それの針に餌のミミズを付け、30センチほどの竹の先端に引っ掛けて、海岸の石と石の間にそれを差し込み、竹をそーっと 抜きます。餌の付いた針は穴の奥にあり、反対の棒は穴の直ぐ外の川面に浮いています。そのような罠を何本も仕掛けておき、 明くる日学校に行く途中にうなぎがかかっているかを点検しながら歩きます。浮いていた棒が引き込まれて、穴の入り口に引っ掛かって いる罠があったらうなぎがかかっている証拠です。それを見つけて引っ張り出すとうなぎが引き出されてくるという具合です。 当時母が、兄が学校に行く途中によく走ってうなぎを持って帰って来ていたと不思議がっていましたが、こういう訳だったのです。

当時はテレビもなく、ファミコンもなく、映画館もなく、立派なお家もありませんでした。

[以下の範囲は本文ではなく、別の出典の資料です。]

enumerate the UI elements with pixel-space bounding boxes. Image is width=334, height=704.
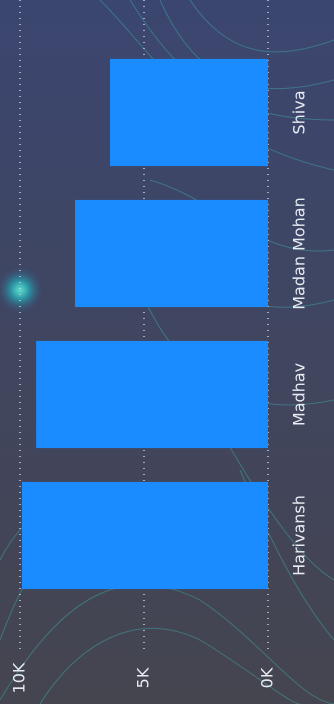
glow bbox=[0, 266, 44, 314]
y-tick-label: 10K bbox=[10, 662, 29, 693]
x-tick-label: Harivansh bbox=[290, 495, 309, 576]
bar bbox=[75, 199, 268, 308]
bar bbox=[110, 58, 268, 167]
y-tick-label: 0K bbox=[258, 667, 277, 688]
bar bbox=[36, 340, 269, 449]
y-tick-label: 5K bbox=[134, 667, 153, 688]
x-tick-label: Shiva bbox=[290, 90, 309, 134]
x-tick-label: Madan Mohan bbox=[290, 197, 309, 309]
x-tick-label: Madhav bbox=[290, 363, 309, 426]
bar bbox=[21, 481, 269, 590]
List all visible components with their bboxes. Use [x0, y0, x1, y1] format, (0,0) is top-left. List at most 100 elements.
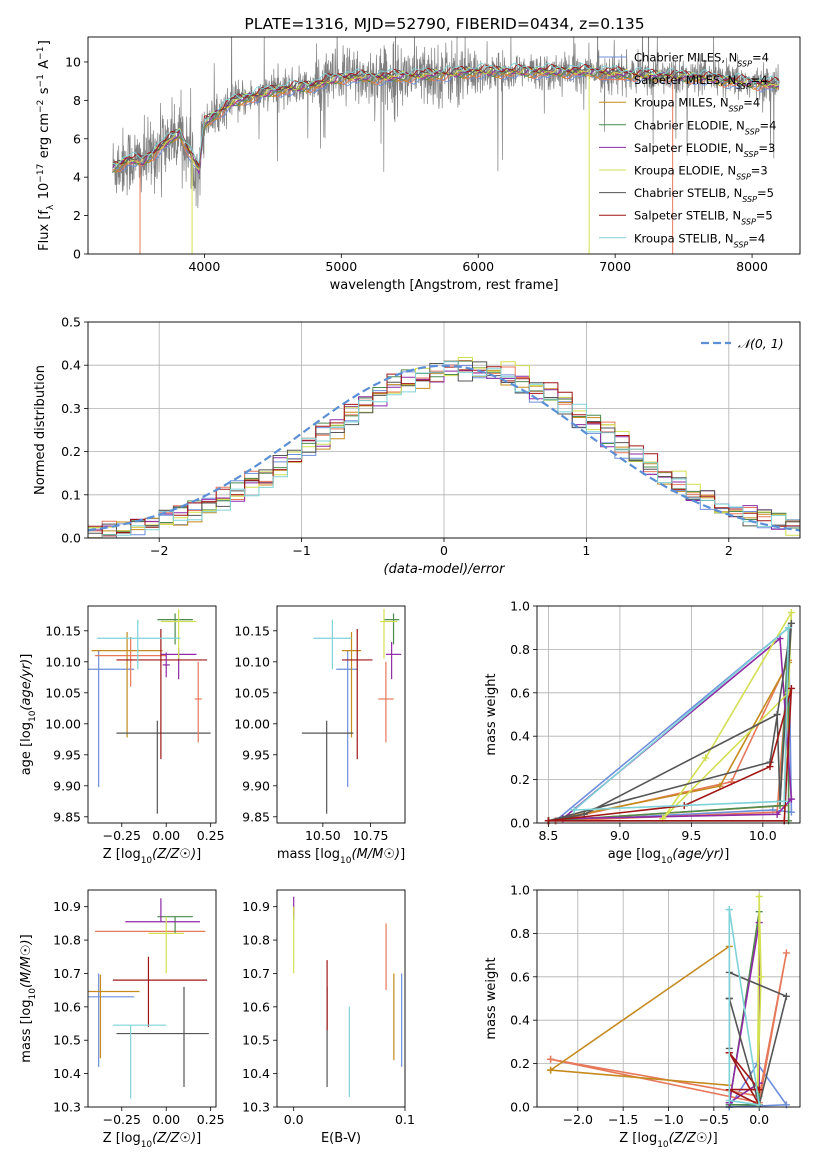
y-tick-label: 9.85 [53, 809, 81, 824]
legend-label-chabrier-stelib: Chabrier STELIB, NSSP=5 [634, 186, 774, 204]
weight-marker-chabrier-stelib [782, 992, 790, 1000]
legend-label-chabrier-miles: Chabrier MILES, NSSP=4 [634, 51, 769, 69]
weight-marker-kroupa-stelib [780, 797, 788, 805]
y-tick-label: 10.3 [53, 1100, 81, 1115]
y-tick-label: 9.95 [53, 747, 81, 762]
y-tick-label: 10.8 [53, 933, 81, 948]
y-axis-label: mass weight [484, 957, 499, 1039]
x-tick-label: 6000 [462, 259, 494, 274]
y-tick-label: 10 [65, 54, 81, 69]
y-tick-label: 10.15 [234, 623, 270, 638]
x-tick-label: 0.0 [284, 1112, 304, 1127]
weight-marker-kroupa-elodie [757, 973, 765, 981]
x-axis-label: mass [log10(M/M☉)] [277, 847, 405, 866]
mass-vs-Z-panel: −0.25 0.00 0.25 10.3 10.4 10.5 10.6 10.7 10.8 10.… [19, 889, 225, 1150]
y-tick-label: 0.8 [510, 642, 530, 657]
y-tick-label: 0.2 [61, 444, 81, 459]
x-axis-label: wavelength [Angstrom, rest frame] [330, 278, 559, 293]
x-tick-label: 10.0 [749, 828, 777, 843]
y-tick-label: 0.0 [510, 1100, 530, 1115]
y-tick-label: 8 [73, 93, 81, 108]
weight-marker-kroupa-elodie [787, 609, 795, 617]
y-axis-label: age [log10(age/yr)] [19, 654, 38, 776]
axes-frame [87, 321, 801, 539]
x-tick-label: −1.5 [608, 1112, 638, 1127]
x-tick-label: 5000 [325, 259, 357, 274]
y-tick-label: 10.7 [242, 966, 270, 981]
x-tick-label: 4000 [188, 259, 220, 274]
x-tick-label: 0 [440, 543, 448, 558]
y-tick-label: 10.6 [53, 999, 81, 1014]
axes-frame [87, 889, 217, 1108]
weight-marker-salpeter-stelib [787, 684, 795, 692]
y-tick-label: 2 [73, 208, 81, 223]
legend-label-chabrier-elodie: Chabrier ELODIE, NSSP=4 [634, 118, 776, 136]
x-tick-label: 8000 [736, 259, 768, 274]
y-tick-label: 9.95 [242, 747, 270, 762]
weight-marker-kroupa-elodie [702, 754, 710, 762]
weight-marker-kroupa-stelib [570, 806, 578, 814]
x-axis-label: Z [log10(Z/Z☉)] [103, 1131, 201, 1150]
age-vs-Z-panel: −0.25 0.00 0.25 9.85 9.90 9.95 10.00 10.05 10.10… [19, 605, 225, 866]
weight-marker-kroupa-stelib [725, 906, 733, 914]
y-tick-label: 10.5 [53, 1033, 81, 1048]
x-axis-label: Z [log10(Z/Z☉)] [103, 847, 201, 866]
y-tick-label: 10.00 [45, 716, 81, 731]
y-tick-label: 10.4 [242, 1066, 270, 1081]
x-tick-label: 2 [725, 543, 733, 558]
y-tick-label: 6 [73, 131, 81, 146]
y-tick-label: 9.90 [242, 778, 270, 793]
y-tick-label: 10.00 [234, 716, 270, 731]
y-tick-label: 9.90 [53, 778, 81, 793]
y-tick-label: 10.10 [234, 654, 270, 669]
x-tick-label: −2.0 [563, 1112, 593, 1127]
legend-label-salpeter-stelib: Salpeter STELIB, NSSP=5 [634, 209, 773, 227]
weight-line-kroupa-stelib [573, 625, 790, 811]
x-tick-label: 0.25 [197, 828, 225, 843]
y-tick-label: 0.6 [510, 685, 530, 700]
weight-line-salpeter-elodie [728, 922, 760, 1104]
legend-label-salpeter-elodie: Salpeter ELODIE, NSSP=3 [634, 141, 775, 159]
y-tick-label: 0.0 [510, 816, 530, 831]
y-tick-label: 10.9 [53, 899, 81, 914]
axes-frame [87, 36, 801, 255]
y-tick-label: 0.4 [61, 358, 81, 373]
legend-label-salpeter-miles: Salpeter MILES, NSSP=4 [634, 73, 768, 91]
weight-marker-kroupa-miles [547, 1066, 555, 1074]
x-axis-label: (data-model)/error [384, 562, 507, 577]
weight-marker-kroupa-stelib [785, 624, 793, 632]
y-tick-label: 9.85 [242, 809, 270, 824]
observed-spectrum [112, 37, 780, 209]
y-tick-label: 0.4 [510, 729, 530, 744]
model-spectrum-kroupa-stelib [112, 62, 779, 166]
y-tick-label: 10.10 [45, 654, 81, 669]
x-tick-label: 8.5 [538, 828, 558, 843]
age-vs-mass-panel: 10.50 10.75 9.85 9.90 9.95 10.00 10.05 10.10 10.… [234, 605, 406, 866]
weight-marker-salpeter-elodie [776, 635, 784, 643]
x-tick-label: 0.00 [152, 1112, 180, 1127]
weight-marker-kroupa-elodie [755, 893, 763, 901]
weight-marker-salpeter-elodie [787, 795, 795, 803]
weight-line-kroupa-stelib [728, 909, 761, 1106]
y-tick-label: 10.15 [45, 623, 81, 638]
y-tick-label: 10.5 [242, 1033, 270, 1048]
x-tick-label: −0.5 [699, 1112, 729, 1127]
weight-marker-salpeter-elodie [773, 810, 781, 818]
normal-curve [87, 364, 801, 532]
x-tick-label: 7000 [599, 259, 631, 274]
y-axis-label: Normed distribution [33, 365, 48, 495]
x-tick-label: 10.75 [353, 828, 389, 843]
axes-frame [536, 605, 801, 824]
weight-marker-salpeter-miles [782, 949, 790, 957]
x-axis-label: age [log10(age/yr)] [608, 847, 730, 866]
x-tick-label: −0.25 [103, 1112, 141, 1127]
residual-histogram-panel: −2 −1 0 1 2 0.0 0.1 0.2 0.3 0.4 0.5 𝒩(0, 1) (data-mo… [33, 315, 801, 577]
axes-frame [276, 605, 406, 824]
x-tick-label: 9.0 [610, 828, 630, 843]
y-tick-label: 10.4 [53, 1066, 81, 1081]
legend-label-kroupa-elodie: Kroupa ELODIE, NSSP=3 [634, 164, 768, 182]
x-tick-label: 0.0 [749, 1112, 769, 1127]
y-tick-label: 0.0 [61, 531, 81, 546]
x-tick-label: −1.0 [653, 1112, 683, 1127]
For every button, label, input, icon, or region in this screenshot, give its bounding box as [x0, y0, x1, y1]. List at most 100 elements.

毎日が自然に触れ、自然に育まれて 生きていました。神様の造られたものに触れていると自然と優しさが生まれ、喜びと活力が湧き上がってきました。

そのようにして神はお造りになったすべてのものをご覧になった。見よ。それは非常に良かった。 こうして夕があり、朝があった。第六日。創世記1:31

神様は私たちに素晴らしい自然を与えてくださいました。自然にたくさん触れることによって、優しさや思いやりの 心を養いましょう。